Although I’m busier than I’d like, I suppose it’s not so bad, after all I have time to help kids that have little or no hope for the future. Personally, I think it is the most daunting job I have ever done. Certainly a far cry from an administration position barking out orders all day long. I mean its one thing to deal with a competent adult, but what do you do with a little boy who has been so traumatized that the only thing he feels he has control over is a bottle of his own urine which he hides under his bed? How do you reason with a little fellow who gathers scrap pieces of plastic and garbage and holds them to his chest as a treasure? How do you make friends with a child who smears his own feces all over the bathroom because he knows that he can, at the very least, predict and be in control of a bad reaction from an adult…any attention is good attention, right? How do you help a six year old whose sister has been adopted, while he has been moved from foster home to foster home because no one knows what to do with him?

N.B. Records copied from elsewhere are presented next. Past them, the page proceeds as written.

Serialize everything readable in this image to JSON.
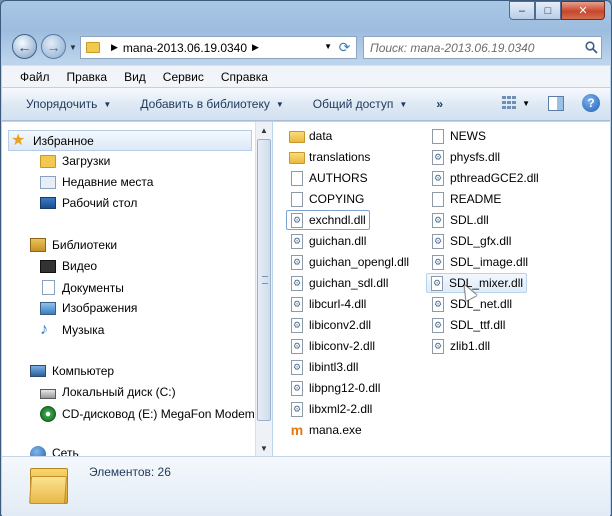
{
  "window": {
    "minimize": "‒",
    "maximize": "□",
    "close": "✕"
  },
  "address": {
    "path": "mana-2013.06.19.0340",
    "search_placeholder": "Поиск: mana-2013.06.19.0340"
  },
  "menu": [
    "Файл",
    "Правка",
    "Вид",
    "Сервис",
    "Справка"
  ],
  "toolbar": {
    "organize": "Упорядочить",
    "add_library": "Добавить в библиотеку",
    "share": "Общий доступ",
    "more": "»"
  },
  "nav": {
    "favorites": "Избранное",
    "downloads": "Загрузки",
    "recent": "Недавние места",
    "desktop": "Рабочий стол",
    "libraries": "Библиотеки",
    "video": "Видео",
    "documents": "Документы",
    "images": "Изображения",
    "music": "Музыка",
    "computer": "Компьютер",
    "local_disk": "Локальный диск (C:)",
    "cd_drive": "CD-дисковод (E:) MegaFon Modem",
    "network": "Сеть"
  },
  "files_col1": [
    {
      "name": "data",
      "type": "folder"
    },
    {
      "name": "translations",
      "type": "folder"
    },
    {
      "name": "AUTHORS",
      "type": "doc"
    },
    {
      "name": "COPYING",
      "type": "doc"
    },
    {
      "name": "exchndl.dll",
      "type": "dll"
    },
    {
      "name": "guichan.dll",
      "type": "dll"
    },
    {
      "name": "guichan_opengl.dll",
      "type": "dll"
    },
    {
      "name": "guichan_sdl.dll",
      "type": "dll"
    },
    {
      "name": "libcurl-4.dll",
      "type": "dll"
    },
    {
      "name": "libiconv2.dll",
      "type": "dll"
    },
    {
      "name": "libiconv-2.dll",
      "type": "dll"
    },
    {
      "name": "libintl3.dll",
      "type": "dll"
    },
    {
      "name": "libpng12-0.dll",
      "type": "dll"
    },
    {
      "name": "libxml2-2.dll",
      "type": "dll"
    },
    {
      "name": "mana.exe",
      "type": "exe"
    }
  ],
  "files_col2": [
    {
      "name": "NEWS",
      "type": "doc"
    },
    {
      "name": "physfs.dll",
      "type": "dll"
    },
    {
      "name": "pthreadGCE2.dll",
      "type": "dll"
    },
    {
      "name": "README",
      "type": "doc"
    },
    {
      "name": "SDL.dll",
      "type": "dll"
    },
    {
      "name": "SDL_gfx.dll",
      "type": "dll"
    },
    {
      "name": "SDL_image.dll",
      "type": "dll"
    },
    {
      "name": "SDL_mixer.dll",
      "type": "dll"
    },
    {
      "name": "SDL_net.dll",
      "type": "dll"
    },
    {
      "name": "SDL_ttf.dll",
      "type": "dll"
    },
    {
      "name": "zlib1.dll",
      "type": "dll"
    }
  ],
  "status": {
    "items_count": "Элементов: 26"
  }
}
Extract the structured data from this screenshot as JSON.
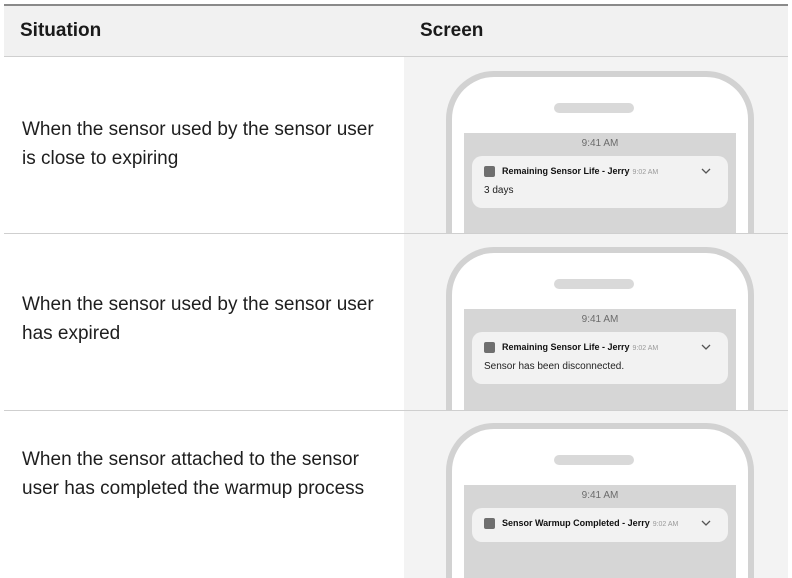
{
  "table": {
    "headers": {
      "situation": "Situation",
      "screen": "Screen"
    },
    "rows": [
      {
        "situation": "When the sensor used by the sensor user is close to expiring",
        "clock": "9:41 AM",
        "notification_title": "Remaining Sensor Life - Jerry",
        "notification_time": "9:02 AM",
        "notification_body": "3 days"
      },
      {
        "situation": "When the sensor used by the sensor user has expired",
        "clock": "9:41 AM",
        "notification_title": "Remaining Sensor Life - Jerry",
        "notification_time": "9:02 AM",
        "notification_body": "Sensor has been disconnected."
      },
      {
        "situation": "When the sensor attached to the sensor user has completed the warmup process",
        "clock": "9:41 AM",
        "notification_title": "Sensor Warmup Completed - Jerry",
        "notification_time": "9:02 AM",
        "notification_body": ""
      }
    ]
  },
  "colors": {
    "header_bg": "#f1f1f1",
    "screen_bg": "#f3f3f3",
    "phone_frame": "#d2d2d2",
    "lockscreen_bg": "#d6d6d6",
    "notification_bg": "#f2f2f2"
  },
  "icons": {
    "app": "app-square-icon",
    "expand": "chevron-down-icon"
  }
}
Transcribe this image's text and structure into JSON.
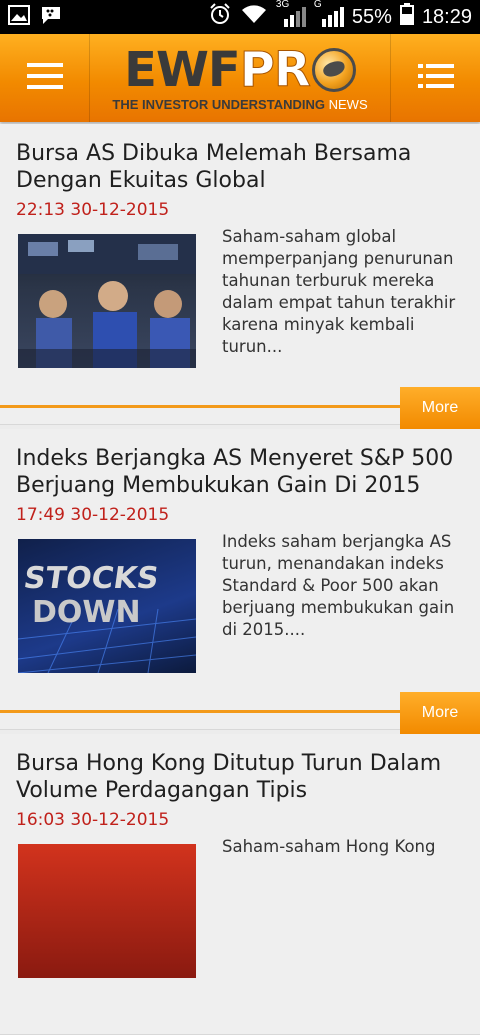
{
  "status": {
    "battery": "55%",
    "time": "18:29",
    "net1": "3G",
    "net2": "G"
  },
  "brand": {
    "logo_a": "EWF",
    "logo_b": "PR",
    "tagline": "THE INVESTOR UNDERSTANDING",
    "tagline_news": "NEWS"
  },
  "articles": [
    {
      "title": "Bursa AS Dibuka Melemah Bersama Dengan Ekuitas Global",
      "time": "22:13 30-12-2015",
      "summary": "Saham-saham global memperpanjang penurunan tahunan terburuk mereka dalam empat tahun terakhir karena minyak kembali turun...",
      "more": "More"
    },
    {
      "title": "Indeks Berjangka AS Menyeret S&P 500 Berjuang Membukukan Gain Di 2015",
      "time": "17:49 30-12-2015",
      "summary": "Indeks saham berjangka AS turun, menandakan indeks Standard & Poor 500 akan berjuang membukukan gain di 2015....",
      "more": "More",
      "thumb_text_1": "STOCKS",
      "thumb_text_2": "DOWN"
    },
    {
      "title": "Bursa Hong Kong Ditutup Turun Dalam Volume Perdagangan Tipis",
      "time": "16:03 30-12-2015",
      "summary": "Saham-saham Hong Kong",
      "more": "More"
    }
  ]
}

Mrs. Scanlon, HELP…your class never taught me how to deal with all this. To be honest, I’m not sure I have any answers. I’ve struggled to do the right things, to be the best I can for these little guys but I’m afraid I fall way short of what they need and want. Sadly, over the years I’ve come to realise that I’m only dealing with the result of a far greater problem we have in society…parents, or should I say lack of parents. Where are the parents, and if they are present what are they doing to these kids? For the most part all these kids want and need are real parents…not perfect ones, just someone who willing to be there for them and be a father or a mother, give some leadership and set out some guidelines. Now I realize that a lot of parents are also broken in one way or another, many coming out of equally fractured homes themselves, but sadly, in the end it’s the kids who suffer the most for it. Is there a solution?

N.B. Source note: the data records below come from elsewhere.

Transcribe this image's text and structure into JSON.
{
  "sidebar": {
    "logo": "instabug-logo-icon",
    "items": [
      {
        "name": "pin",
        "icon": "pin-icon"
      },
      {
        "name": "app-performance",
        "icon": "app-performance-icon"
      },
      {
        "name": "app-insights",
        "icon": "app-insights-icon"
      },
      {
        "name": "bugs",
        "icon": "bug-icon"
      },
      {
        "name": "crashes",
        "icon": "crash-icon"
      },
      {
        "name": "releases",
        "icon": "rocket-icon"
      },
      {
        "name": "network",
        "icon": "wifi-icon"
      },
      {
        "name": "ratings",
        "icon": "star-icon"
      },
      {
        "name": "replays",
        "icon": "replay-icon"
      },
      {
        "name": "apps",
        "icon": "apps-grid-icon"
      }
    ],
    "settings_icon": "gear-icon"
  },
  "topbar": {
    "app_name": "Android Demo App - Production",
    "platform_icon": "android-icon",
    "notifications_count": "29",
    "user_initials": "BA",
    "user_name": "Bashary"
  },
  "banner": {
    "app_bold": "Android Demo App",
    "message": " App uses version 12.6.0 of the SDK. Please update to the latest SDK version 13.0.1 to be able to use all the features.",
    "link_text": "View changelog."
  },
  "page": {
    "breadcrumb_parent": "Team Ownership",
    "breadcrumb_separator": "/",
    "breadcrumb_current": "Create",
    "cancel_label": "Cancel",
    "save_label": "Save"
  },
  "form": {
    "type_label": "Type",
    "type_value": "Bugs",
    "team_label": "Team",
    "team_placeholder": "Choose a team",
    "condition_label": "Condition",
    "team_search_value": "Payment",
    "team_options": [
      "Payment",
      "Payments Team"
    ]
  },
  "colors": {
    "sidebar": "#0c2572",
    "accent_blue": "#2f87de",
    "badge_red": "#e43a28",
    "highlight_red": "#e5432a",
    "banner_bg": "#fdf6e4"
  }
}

Well, as far as kids are concerned and according to a physiologist friend of mine, yes. She says that love and understanding can go a long way in the healing of a traumatized child. And it can take years of dedicated work to bring one child out and back into a normal way of life. Sometimes I like to think that God plays a role in the healing process as well…and to my surprise the good doctor agrees with me. I find it interesting to note that all of the kids I’ve had in my home over the years express a belief in God. Could a heavenly Father be the anchor that holds these little fellows together when they go through such rough times? Perhaps a little heavenly clout wouldn’t hurt, eh? Lord knows I need a good clout now and again, and maybe one day I’ll get to see a bad story turn good…then at least I’ll know it was a good path I chose.
In the meantime I’m left to wonder why things turn out the way they do, and to keep picking up the pieces of one broken relationship after another. Sometimes I wish the “Mrs. Scanlon’s” of the earth could have given us a little more than pipe-dreams of the future, maybe she could have told us the world wasn’t a very nice place for everyone...but then again I probably would have zoned that out too.